With the exception of a cursory knowledge of how hydroponics came about, most readers couldn’t care less about the long list of people who have experimented with hydroponics, or when. Nor do most readers care that some nutrients can be “locked in” under certain conditions and are therefore unavailable to the plant.
History
Hydroponics is at least as ancient as the Pyramids. The Hanging Gardens of Babylon, which are listed as one of the Seven Wonders of the World, used a crude form of hydroponics. The world’s rice crops have been grown in this way from time immemorial. In 1934, however, a University of California professor adapted this time-tested technique to other crops. The results were twenty-five foot tomato vines that had to be harvested with ladders. Modern hydroponics was born and it has been advancing ever since.
During the Second World War, Allied soldiers ate hydroponic vegetables grown on their air and naval bases in the South Pacific. Today, hydroponic installations help feed millions of people; they may be found flourishing in the deserts of Israel, Lebanon and Kuwait, on the islands of Ceylon, the Philippines and the Canaries, on the roof tops of Calcutta and in the parched villages of West Bengal.
Half of Vancouver Island’s tomato crop and one-fifth of Moscow’s are hydroponically produced. There are full-fledged hydroponics systems in American nuclear submarines, Russian space stations and on offshore drillings rigs.
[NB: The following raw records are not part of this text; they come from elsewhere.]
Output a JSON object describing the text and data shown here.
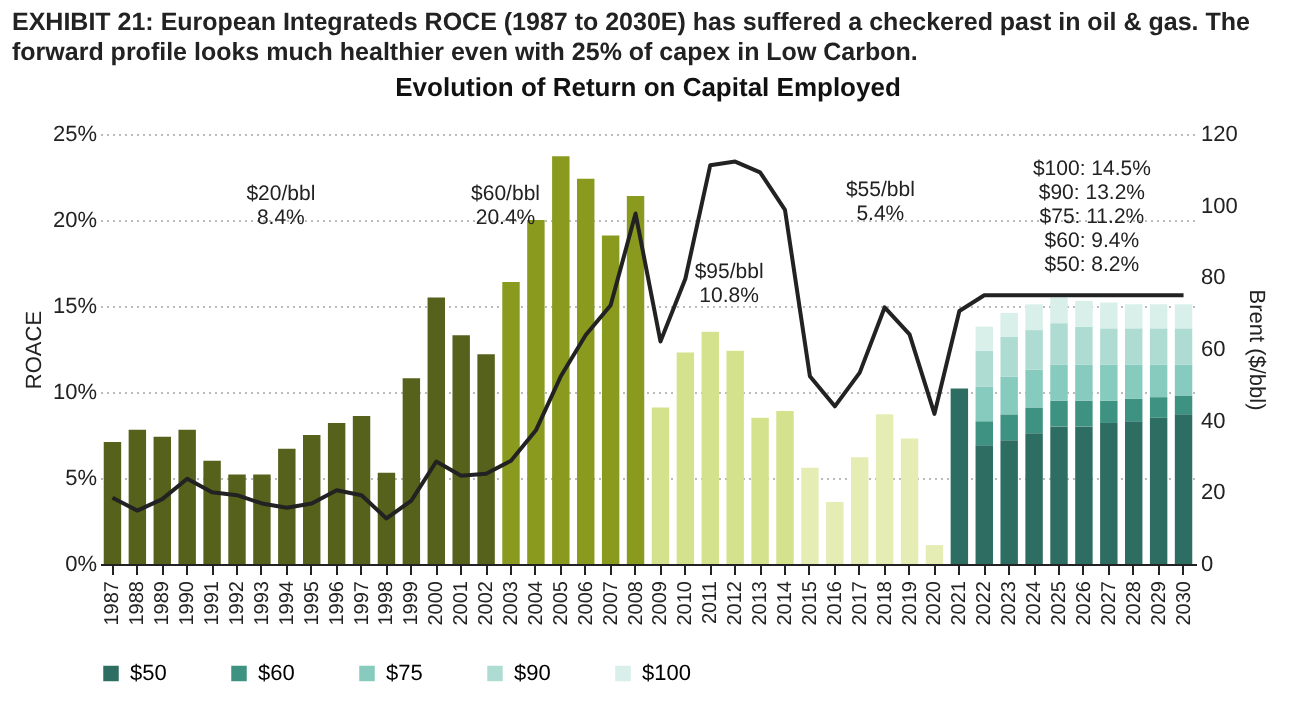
{
  "chart_data": {
    "type": "bar",
    "stacked": true,
    "subtitle": "EXHIBIT 21: European Integrateds ROCE (1987 to 2030E) has suffered a checkered past in oil & gas. The forward profile looks much healthier even with 25% of capex in Low Carbon.",
    "title": "Evolution of Return on Capital Employed",
    "ylabel": "ROACE",
    "y2label": "Brent ($/bbl)",
    "categories": [
      "1987",
      "1988",
      "1989",
      "1990",
      "1991",
      "1992",
      "1993",
      "1994",
      "1995",
      "1996",
      "1997",
      "1998",
      "1999",
      "2000",
      "2001",
      "2002",
      "2003",
      "2004",
      "2005",
      "2006",
      "2007",
      "2008",
      "2009",
      "2010",
      "2011",
      "2012",
      "2013",
      "2014",
      "2015",
      "2016",
      "2017",
      "2018",
      "2019",
      "2020",
      "2021",
      "2022",
      "2023",
      "2024",
      "2025",
      "2026",
      "2027",
      "2028",
      "2029",
      "2030"
    ],
    "ylim": [
      0,
      25
    ],
    "yticks": [
      {
        "value": 0,
        "label": "0%"
      },
      {
        "value": 5,
        "label": "5%"
      },
      {
        "value": 10,
        "label": "10%"
      },
      {
        "value": 15,
        "label": "15%"
      },
      {
        "value": 20,
        "label": "20%"
      },
      {
        "value": 25,
        "label": "25%"
      }
    ],
    "y2lim": [
      0,
      120
    ],
    "y2ticks": [
      0,
      20,
      40,
      60,
      80,
      100,
      120
    ],
    "grid": "y",
    "legend": "bottom",
    "series": [
      {
        "color": "#56621c",
        "values": [
          7.1,
          7.8,
          7.4,
          7.8,
          6.0,
          5.2,
          5.2,
          6.7,
          7.5,
          8.2,
          8.6,
          5.3,
          10.8,
          15.5,
          13.3,
          12.2,
          null,
          null,
          null,
          null,
          null,
          null,
          null,
          null,
          null,
          null,
          null,
          null,
          null,
          null,
          null,
          null,
          null,
          null,
          null,
          null,
          null,
          null,
          null,
          null,
          null,
          null,
          null,
          null
        ]
      },
      {
        "color": "#8a9a1f",
        "values": [
          null,
          null,
          null,
          null,
          null,
          null,
          null,
          null,
          null,
          null,
          null,
          null,
          null,
          null,
          null,
          null,
          16.4,
          20.0,
          23.7,
          22.4,
          19.1,
          21.4,
          null,
          null,
          null,
          null,
          null,
          null,
          null,
          null,
          null,
          null,
          null,
          null,
          null,
          null,
          null,
          null,
          null,
          null,
          null,
          null,
          null,
          null
        ]
      },
      {
        "color": "#d5e28d",
        "values": [
          null,
          null,
          null,
          null,
          null,
          null,
          null,
          null,
          null,
          null,
          null,
          null,
          null,
          null,
          null,
          null,
          null,
          null,
          null,
          null,
          null,
          null,
          9.1,
          12.3,
          13.5,
          12.4,
          8.5,
          8.9,
          null,
          null,
          null,
          null,
          null,
          null,
          null,
          null,
          null,
          null,
          null,
          null,
          null,
          null,
          null,
          null
        ]
      },
      {
        "color": "#e6edb4",
        "values": [
          null,
          null,
          null,
          null,
          null,
          null,
          null,
          null,
          null,
          null,
          null,
          null,
          null,
          null,
          null,
          null,
          null,
          null,
          null,
          null,
          null,
          null,
          null,
          null,
          null,
          null,
          null,
          null,
          5.6,
          3.6,
          6.2,
          8.7,
          7.3,
          1.1,
          null,
          null,
          null,
          null,
          null,
          null,
          null,
          null,
          null,
          null
        ]
      },
      {
        "name": "$50",
        "color": "#2e6e62",
        "values": [
          null,
          null,
          null,
          null,
          null,
          null,
          null,
          null,
          null,
          null,
          null,
          null,
          null,
          null,
          null,
          null,
          null,
          null,
          null,
          null,
          null,
          null,
          null,
          null,
          null,
          null,
          null,
          null,
          null,
          null,
          null,
          null,
          null,
          null,
          10.2,
          6.9,
          7.2,
          7.6,
          8.0,
          8.0,
          8.2,
          8.3,
          8.5,
          8.7
        ]
      },
      {
        "name": "$60",
        "color": "#3e9282",
        "values": [
          null,
          null,
          null,
          null,
          null,
          null,
          null,
          null,
          null,
          null,
          null,
          null,
          null,
          null,
          null,
          null,
          null,
          null,
          null,
          null,
          null,
          null,
          null,
          null,
          null,
          null,
          null,
          null,
          null,
          null,
          null,
          null,
          null,
          null,
          null,
          1.4,
          1.5,
          1.5,
          1.5,
          1.5,
          1.3,
          1.3,
          1.2,
          1.1
        ]
      },
      {
        "name": "$75",
        "color": "#86cbbd",
        "values": [
          null,
          null,
          null,
          null,
          null,
          null,
          null,
          null,
          null,
          null,
          null,
          null,
          null,
          null,
          null,
          null,
          null,
          null,
          null,
          null,
          null,
          null,
          null,
          null,
          null,
          null,
          null,
          null,
          null,
          null,
          null,
          null,
          null,
          null,
          null,
          2.0,
          2.2,
          2.2,
          2.1,
          2.1,
          2.1,
          2.0,
          1.9,
          1.8
        ]
      },
      {
        "name": "$90",
        "color": "#aedcd2",
        "values": [
          null,
          null,
          null,
          null,
          null,
          null,
          null,
          null,
          null,
          null,
          null,
          null,
          null,
          null,
          null,
          null,
          null,
          null,
          null,
          null,
          null,
          null,
          null,
          null,
          null,
          null,
          null,
          null,
          null,
          null,
          null,
          null,
          null,
          null,
          null,
          2.1,
          2.3,
          2.3,
          2.4,
          2.2,
          2.1,
          2.1,
          2.1,
          2.1
        ]
      },
      {
        "name": "$100",
        "color": "#d8efea",
        "values": [
          null,
          null,
          null,
          null,
          null,
          null,
          null,
          null,
          null,
          null,
          null,
          null,
          null,
          null,
          null,
          null,
          null,
          null,
          null,
          null,
          null,
          null,
          null,
          null,
          null,
          null,
          null,
          null,
          null,
          null,
          null,
          null,
          null,
          null,
          null,
          1.4,
          1.4,
          1.5,
          1.5,
          1.5,
          1.5,
          1.4,
          1.4,
          1.4
        ]
      },
      {
        "type": "line",
        "axis": "y2",
        "color": "#222222",
        "values": [
          18.5,
          14.9,
          18.1,
          23.8,
          20,
          19.2,
          16.9,
          15.7,
          16.9,
          20.6,
          19.2,
          12.7,
          17.7,
          28.6,
          24.6,
          25.2,
          28.8,
          37.3,
          52.4,
          63.9,
          72.2,
          97.8,
          62.1,
          79.6,
          111.3,
          112.3,
          109.3,
          98.8,
          52.4,
          44,
          53.4,
          71.6,
          64.1,
          41.9,
          70.6,
          75,
          75,
          75,
          75,
          75,
          75,
          75,
          75,
          75
        ]
      }
    ],
    "annotations": [
      "$20/bbl\n8.4%",
      "$60/bbl\n20.4%",
      "$95/bbl\n10.8%",
      "$55/bbl\n5.4%",
      "$100: 14.5%\n$90: 13.2%\n$75: 11.2%\n$60: 9.4%\n$50: 8.2%"
    ]
  }
}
Large zoos keep their animals healthy with hydroponics green food, and race horses stay sleek and powerful on grass grown hydroponically year round. There are large and small systems used by companies and individuals as far north as Baffin Island and Eskimo Point in Canada’s Arctic. Commercial growers are using this marvelous technique to produce food on a large scale from Israel to India, and from Armenia to the Sahara.